Oil is rising sharply despite the negative IEA report

 The International Energy Agency (IEA) has released its monthly oil market report, revising its production and demand forecasts for 2023 and 2024. Here are the key findings:

  • Estimated demand growth for 2023 decreased by 90 kbd to 2.3 mbd.
  • The global demand forecast saw a reduction of 400 kbd only in the fourth quarter of 2023.

  • The growth in U.S. oil supply continues to exceed expectations, surpassing 20 mbd.

  • OPEC+ countries will be the main drivers of oil production growth in 2024, with an increase of 1.2 mbd.

  • OPEC+ market share is expected to decline to 51% this year.
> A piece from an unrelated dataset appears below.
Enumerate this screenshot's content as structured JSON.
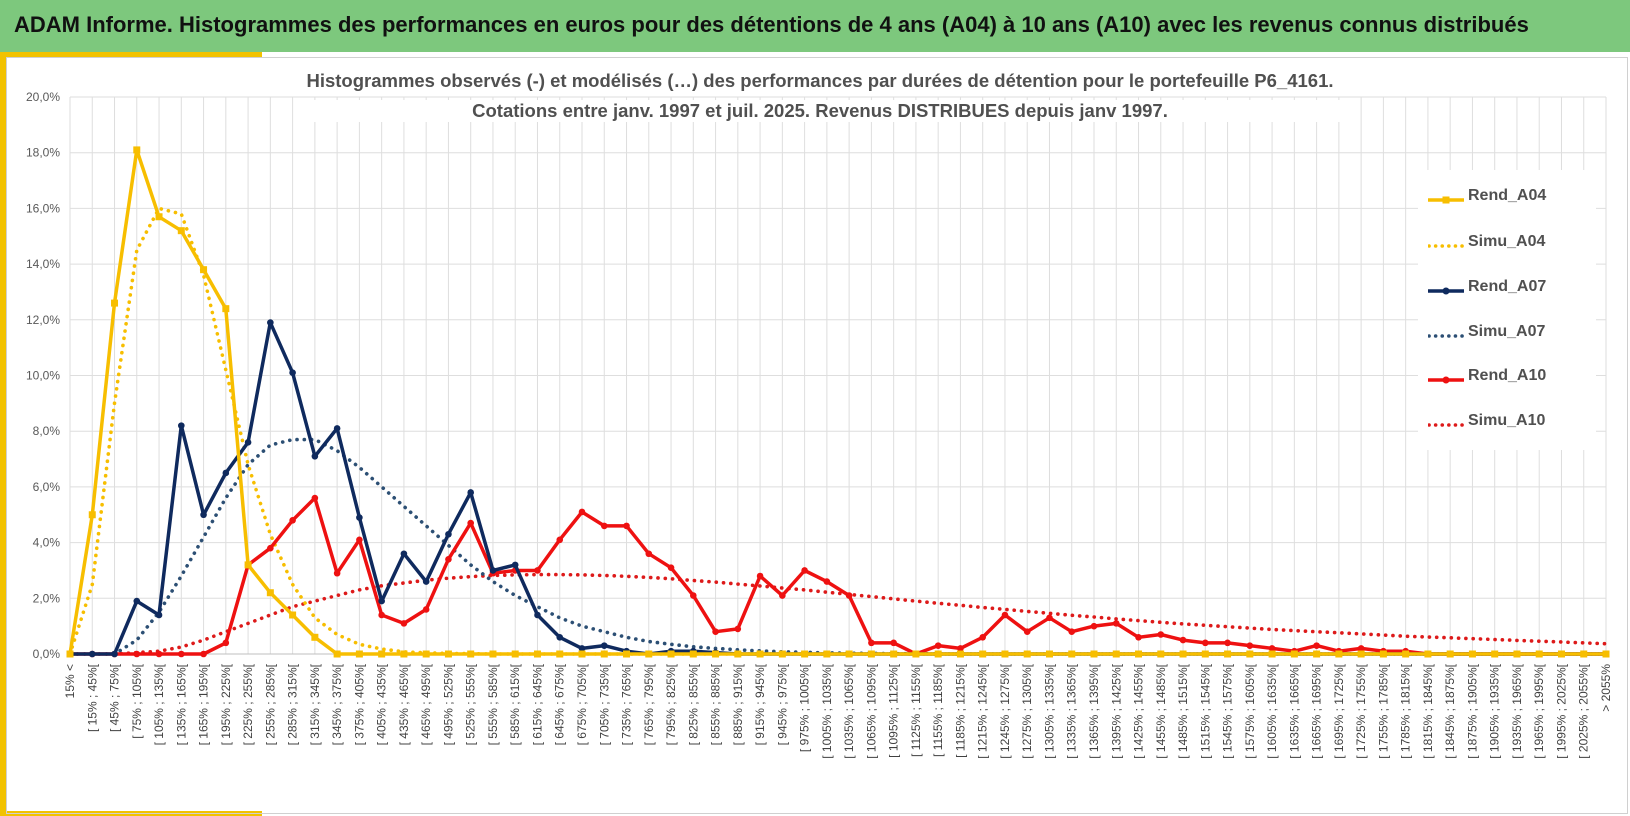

  • According to the IEA, OPEC+ cuts in the first quarter of 2024 are not expected to lead to a significant price decline. The IEA points out that the growth in non-OPEC+ supply and weak demand prevents prices from rising as some countries would prefer.

  • Improved GDP growth prospects for 2024 raise global demand growth to 1.1 mbd, an increase of 130 kbd.

While most of the IEA's comments are negative, this latest report appears relatively positive. However, the IEA still anticipates a balanced market next year and does not foresee a significant increase in oil prices.

WTI crude oil is once again above $70/bbl today, having tested close to $71/bbl. The seasonality index indicates the possibility of further market activity.